王福咽了口唾沫,“咱们设在城西负责盐路记账的老胥吏自杀了......他老婆哭喊着说昨晚有人敲门。”
“砰!”王冒一拳砸在书桌上,震得茶盏乱跳,“灭口!这是有人在灭口!”
他猛然想起这几日隐约听闻,有些早年被他们逼得走投无路的小商户、破落户,似乎又在衙门附近转悠,还有人看到陌生面孔在暗中接触他们……
“账房!把咱们那本真账拿来!”王冒厉声道。所谓真账,是记录走私、截留等核心机密收支的暗账,与应付官府的假账截然不同。

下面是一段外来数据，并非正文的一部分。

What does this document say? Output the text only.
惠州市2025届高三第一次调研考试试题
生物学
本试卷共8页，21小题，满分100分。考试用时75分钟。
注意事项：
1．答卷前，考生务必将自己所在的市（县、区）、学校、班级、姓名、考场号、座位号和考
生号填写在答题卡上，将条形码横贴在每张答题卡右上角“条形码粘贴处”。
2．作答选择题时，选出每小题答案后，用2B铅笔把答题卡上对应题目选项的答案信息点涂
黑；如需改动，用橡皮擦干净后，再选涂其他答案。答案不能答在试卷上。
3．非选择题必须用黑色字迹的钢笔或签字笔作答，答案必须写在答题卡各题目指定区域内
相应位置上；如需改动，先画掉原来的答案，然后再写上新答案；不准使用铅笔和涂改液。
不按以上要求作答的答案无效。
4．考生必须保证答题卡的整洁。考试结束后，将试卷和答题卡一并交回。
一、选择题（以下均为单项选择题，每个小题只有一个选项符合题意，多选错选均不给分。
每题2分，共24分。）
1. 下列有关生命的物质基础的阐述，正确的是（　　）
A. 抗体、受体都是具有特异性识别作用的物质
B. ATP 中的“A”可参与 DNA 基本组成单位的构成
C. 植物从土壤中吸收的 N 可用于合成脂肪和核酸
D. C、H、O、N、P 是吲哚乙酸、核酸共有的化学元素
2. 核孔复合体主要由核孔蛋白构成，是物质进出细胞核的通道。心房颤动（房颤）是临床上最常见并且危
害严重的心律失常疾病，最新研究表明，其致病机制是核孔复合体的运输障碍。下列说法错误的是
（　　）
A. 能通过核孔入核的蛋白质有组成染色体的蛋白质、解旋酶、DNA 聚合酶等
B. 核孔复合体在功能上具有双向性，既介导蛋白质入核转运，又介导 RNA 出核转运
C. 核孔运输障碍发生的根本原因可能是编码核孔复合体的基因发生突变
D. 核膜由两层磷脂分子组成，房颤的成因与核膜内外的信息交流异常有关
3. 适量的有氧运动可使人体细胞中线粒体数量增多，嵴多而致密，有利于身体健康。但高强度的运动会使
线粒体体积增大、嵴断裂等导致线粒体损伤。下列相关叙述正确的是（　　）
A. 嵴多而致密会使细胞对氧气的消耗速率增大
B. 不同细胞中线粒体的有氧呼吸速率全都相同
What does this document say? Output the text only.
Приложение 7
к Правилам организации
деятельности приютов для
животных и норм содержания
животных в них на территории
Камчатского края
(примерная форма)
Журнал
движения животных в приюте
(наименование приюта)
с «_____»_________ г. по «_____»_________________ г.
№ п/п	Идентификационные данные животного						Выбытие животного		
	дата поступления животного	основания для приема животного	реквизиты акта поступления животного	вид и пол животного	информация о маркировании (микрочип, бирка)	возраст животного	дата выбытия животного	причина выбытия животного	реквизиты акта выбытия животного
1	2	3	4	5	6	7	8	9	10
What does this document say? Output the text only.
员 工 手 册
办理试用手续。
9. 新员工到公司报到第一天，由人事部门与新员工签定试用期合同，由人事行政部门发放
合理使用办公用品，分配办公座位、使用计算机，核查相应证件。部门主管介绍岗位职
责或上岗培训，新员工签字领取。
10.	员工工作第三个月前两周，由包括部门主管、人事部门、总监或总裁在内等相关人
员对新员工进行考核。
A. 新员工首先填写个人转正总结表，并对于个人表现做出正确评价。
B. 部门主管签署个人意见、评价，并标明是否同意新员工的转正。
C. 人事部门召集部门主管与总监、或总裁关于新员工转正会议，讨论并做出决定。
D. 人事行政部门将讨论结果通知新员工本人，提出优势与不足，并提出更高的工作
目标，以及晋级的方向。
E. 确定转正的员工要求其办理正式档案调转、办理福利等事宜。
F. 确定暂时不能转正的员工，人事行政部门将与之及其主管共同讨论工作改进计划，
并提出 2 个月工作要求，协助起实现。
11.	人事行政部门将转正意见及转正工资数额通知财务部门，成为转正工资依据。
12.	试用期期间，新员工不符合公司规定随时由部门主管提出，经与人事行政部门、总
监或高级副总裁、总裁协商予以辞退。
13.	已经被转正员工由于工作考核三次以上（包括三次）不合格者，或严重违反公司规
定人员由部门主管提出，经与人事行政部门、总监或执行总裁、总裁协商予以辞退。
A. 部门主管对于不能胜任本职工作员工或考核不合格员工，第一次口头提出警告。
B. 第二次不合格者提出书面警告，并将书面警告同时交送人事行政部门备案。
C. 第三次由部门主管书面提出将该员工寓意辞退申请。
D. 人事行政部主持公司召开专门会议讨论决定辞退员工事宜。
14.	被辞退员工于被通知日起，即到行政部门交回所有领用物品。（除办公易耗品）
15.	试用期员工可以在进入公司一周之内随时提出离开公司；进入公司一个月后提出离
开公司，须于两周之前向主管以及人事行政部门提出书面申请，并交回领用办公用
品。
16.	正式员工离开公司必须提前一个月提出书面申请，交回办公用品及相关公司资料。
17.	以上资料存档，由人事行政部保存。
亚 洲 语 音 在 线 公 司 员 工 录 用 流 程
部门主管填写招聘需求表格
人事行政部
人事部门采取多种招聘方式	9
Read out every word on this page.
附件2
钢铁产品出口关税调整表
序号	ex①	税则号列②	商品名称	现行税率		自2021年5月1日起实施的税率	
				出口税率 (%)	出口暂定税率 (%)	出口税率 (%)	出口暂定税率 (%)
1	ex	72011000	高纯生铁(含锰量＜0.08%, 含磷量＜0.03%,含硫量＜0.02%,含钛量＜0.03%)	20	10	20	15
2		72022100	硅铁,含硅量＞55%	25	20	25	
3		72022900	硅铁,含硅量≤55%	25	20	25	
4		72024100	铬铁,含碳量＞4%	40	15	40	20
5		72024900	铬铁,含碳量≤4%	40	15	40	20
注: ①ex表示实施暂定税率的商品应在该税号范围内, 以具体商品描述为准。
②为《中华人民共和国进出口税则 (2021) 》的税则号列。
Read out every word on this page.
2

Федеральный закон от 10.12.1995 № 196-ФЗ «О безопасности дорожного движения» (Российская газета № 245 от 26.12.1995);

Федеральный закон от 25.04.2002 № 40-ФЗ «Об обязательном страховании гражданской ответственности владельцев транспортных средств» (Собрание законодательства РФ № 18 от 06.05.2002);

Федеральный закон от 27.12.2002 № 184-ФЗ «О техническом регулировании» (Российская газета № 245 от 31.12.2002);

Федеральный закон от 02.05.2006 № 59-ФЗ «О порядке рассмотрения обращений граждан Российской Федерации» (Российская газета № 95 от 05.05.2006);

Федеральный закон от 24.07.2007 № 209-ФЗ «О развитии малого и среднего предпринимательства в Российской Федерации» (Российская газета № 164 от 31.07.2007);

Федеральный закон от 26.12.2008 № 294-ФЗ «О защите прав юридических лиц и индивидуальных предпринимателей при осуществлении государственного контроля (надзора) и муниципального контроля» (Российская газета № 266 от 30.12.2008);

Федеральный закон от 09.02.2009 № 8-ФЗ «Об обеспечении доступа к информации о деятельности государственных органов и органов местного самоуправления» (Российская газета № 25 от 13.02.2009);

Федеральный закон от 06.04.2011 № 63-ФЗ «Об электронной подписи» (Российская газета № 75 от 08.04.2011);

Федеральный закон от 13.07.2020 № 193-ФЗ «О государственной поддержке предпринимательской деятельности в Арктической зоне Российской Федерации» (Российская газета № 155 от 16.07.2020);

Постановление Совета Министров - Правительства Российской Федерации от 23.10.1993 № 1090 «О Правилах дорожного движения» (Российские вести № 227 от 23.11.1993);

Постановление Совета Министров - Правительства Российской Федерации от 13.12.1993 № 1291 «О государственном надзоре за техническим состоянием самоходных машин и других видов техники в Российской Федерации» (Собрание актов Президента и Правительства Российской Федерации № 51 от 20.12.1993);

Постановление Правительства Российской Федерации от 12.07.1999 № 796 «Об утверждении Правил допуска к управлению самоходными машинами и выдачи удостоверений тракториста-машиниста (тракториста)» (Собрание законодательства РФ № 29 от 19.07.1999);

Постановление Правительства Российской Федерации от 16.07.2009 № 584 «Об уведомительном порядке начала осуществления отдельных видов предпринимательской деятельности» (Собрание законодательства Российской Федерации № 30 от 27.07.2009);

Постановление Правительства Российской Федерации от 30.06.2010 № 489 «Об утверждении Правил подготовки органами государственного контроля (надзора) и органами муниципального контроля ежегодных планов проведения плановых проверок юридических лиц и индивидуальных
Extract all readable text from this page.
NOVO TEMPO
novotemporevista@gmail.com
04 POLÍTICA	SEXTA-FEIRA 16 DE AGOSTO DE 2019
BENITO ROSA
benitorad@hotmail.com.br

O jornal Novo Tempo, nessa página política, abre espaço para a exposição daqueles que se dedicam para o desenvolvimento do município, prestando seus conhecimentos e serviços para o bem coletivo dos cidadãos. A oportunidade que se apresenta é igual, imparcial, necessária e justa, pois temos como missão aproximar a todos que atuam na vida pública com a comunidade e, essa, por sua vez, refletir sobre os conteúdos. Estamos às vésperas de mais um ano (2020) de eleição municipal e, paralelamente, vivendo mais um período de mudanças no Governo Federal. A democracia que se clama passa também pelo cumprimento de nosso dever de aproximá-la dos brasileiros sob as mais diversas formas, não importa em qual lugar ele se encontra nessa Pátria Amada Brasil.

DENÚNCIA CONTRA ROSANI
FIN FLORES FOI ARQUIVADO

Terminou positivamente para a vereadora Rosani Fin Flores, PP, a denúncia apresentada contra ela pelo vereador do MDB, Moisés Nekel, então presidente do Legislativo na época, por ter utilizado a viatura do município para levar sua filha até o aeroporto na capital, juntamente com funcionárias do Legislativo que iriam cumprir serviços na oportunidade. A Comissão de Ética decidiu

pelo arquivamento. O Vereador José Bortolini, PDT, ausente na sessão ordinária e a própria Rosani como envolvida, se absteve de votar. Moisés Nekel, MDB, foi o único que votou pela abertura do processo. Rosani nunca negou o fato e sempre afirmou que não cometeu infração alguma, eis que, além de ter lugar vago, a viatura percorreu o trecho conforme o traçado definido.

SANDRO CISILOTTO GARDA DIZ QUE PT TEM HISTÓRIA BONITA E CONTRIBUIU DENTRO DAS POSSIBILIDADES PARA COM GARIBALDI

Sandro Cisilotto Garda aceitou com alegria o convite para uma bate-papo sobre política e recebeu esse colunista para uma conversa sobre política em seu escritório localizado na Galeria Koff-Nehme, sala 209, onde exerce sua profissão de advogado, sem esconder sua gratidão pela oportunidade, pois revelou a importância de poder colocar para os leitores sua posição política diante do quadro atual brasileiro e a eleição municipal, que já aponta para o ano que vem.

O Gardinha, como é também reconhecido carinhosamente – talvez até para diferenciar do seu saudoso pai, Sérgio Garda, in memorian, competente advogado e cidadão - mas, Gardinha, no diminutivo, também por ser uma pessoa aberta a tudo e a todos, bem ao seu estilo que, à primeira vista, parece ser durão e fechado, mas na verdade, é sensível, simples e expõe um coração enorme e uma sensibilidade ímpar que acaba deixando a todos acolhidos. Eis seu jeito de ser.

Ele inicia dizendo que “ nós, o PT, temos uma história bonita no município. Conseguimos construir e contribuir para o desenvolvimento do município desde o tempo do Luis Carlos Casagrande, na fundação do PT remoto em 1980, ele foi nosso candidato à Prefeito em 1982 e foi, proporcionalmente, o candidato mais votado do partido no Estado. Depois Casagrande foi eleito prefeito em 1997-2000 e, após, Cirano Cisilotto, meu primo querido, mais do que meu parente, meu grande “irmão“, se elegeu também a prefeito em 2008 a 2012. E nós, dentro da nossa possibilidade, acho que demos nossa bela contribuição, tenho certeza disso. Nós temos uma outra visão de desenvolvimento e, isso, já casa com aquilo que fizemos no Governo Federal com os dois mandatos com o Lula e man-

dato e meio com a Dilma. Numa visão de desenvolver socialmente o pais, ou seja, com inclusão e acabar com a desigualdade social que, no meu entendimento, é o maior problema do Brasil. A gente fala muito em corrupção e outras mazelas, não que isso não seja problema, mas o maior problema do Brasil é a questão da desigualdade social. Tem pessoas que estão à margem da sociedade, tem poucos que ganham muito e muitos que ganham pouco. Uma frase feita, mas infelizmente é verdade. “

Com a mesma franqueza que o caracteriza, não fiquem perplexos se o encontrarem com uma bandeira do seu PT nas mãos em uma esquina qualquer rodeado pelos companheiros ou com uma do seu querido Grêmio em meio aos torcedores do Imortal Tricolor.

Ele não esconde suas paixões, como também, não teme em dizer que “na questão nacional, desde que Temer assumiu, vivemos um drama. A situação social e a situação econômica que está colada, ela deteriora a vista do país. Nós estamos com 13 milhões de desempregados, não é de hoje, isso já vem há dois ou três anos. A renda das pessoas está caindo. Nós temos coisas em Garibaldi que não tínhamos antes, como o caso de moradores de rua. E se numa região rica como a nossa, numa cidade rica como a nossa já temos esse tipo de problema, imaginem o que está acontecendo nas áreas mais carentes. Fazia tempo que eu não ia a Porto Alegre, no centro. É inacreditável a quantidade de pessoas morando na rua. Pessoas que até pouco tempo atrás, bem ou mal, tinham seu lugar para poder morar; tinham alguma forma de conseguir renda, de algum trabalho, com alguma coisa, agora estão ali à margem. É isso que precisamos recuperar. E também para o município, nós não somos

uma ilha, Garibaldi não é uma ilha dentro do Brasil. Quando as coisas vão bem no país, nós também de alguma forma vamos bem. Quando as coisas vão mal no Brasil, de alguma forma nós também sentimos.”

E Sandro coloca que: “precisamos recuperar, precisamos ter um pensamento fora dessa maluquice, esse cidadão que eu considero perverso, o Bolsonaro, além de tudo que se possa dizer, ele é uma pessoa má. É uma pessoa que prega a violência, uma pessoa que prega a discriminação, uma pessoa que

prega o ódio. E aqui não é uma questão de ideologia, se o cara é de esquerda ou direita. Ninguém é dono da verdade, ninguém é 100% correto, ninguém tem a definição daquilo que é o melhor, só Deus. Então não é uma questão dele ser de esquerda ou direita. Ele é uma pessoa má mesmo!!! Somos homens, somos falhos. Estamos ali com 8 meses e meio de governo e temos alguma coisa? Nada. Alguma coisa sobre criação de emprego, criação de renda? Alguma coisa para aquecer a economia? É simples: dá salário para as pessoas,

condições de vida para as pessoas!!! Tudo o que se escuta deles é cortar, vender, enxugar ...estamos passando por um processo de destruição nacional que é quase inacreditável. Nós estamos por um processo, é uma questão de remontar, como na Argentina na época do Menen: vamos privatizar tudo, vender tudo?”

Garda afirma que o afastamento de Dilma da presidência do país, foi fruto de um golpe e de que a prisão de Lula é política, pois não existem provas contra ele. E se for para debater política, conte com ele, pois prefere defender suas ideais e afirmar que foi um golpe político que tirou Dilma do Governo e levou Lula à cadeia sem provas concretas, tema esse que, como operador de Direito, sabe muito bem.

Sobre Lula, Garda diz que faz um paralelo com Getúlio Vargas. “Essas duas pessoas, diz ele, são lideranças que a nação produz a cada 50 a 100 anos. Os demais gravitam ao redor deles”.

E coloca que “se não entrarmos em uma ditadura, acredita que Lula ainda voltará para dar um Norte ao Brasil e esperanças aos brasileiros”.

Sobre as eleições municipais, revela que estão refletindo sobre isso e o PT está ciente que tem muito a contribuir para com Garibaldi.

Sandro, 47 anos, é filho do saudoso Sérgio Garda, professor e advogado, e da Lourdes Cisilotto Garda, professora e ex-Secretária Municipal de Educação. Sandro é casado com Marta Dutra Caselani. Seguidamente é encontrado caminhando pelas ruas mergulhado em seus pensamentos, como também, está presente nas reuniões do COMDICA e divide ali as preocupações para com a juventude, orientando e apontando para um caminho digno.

王冒亲自打开,取出里面几册账本,急速翻看。看着看着,他额头冷汗涔涔而下——有几处极其隐秘的标记,似乎有被动过的细微痕迹!不仔细绝对看不出来,但他自己设置的东西,自己有感觉。
“有人看过这账本,还做了手脚……” 王茂才脸色煞白,这暗账藏得极为隐秘,知道位置的除了他,只有极少数绝对心腹。
难道心腹里也出了内鬼?或者对方的手段已经高明到能神不知鬼不觉潜入他这守卫森严的书房?
“陈家那边有什么动静?”王冒猛地想起盟友。
“陈家今日突然加强了别院的守卫,还悄悄派人好像想提前转移几艘船上的货......” 王福回道。
“蠢货!这时候动,不是不打自招吗!” 王冒又急又怒,但心中那不安的预感越来越强烈。他强迫自己冷静,失踪、“意外”死亡、暗账被窥视、陈家人被盯梢、苦主被重新接触……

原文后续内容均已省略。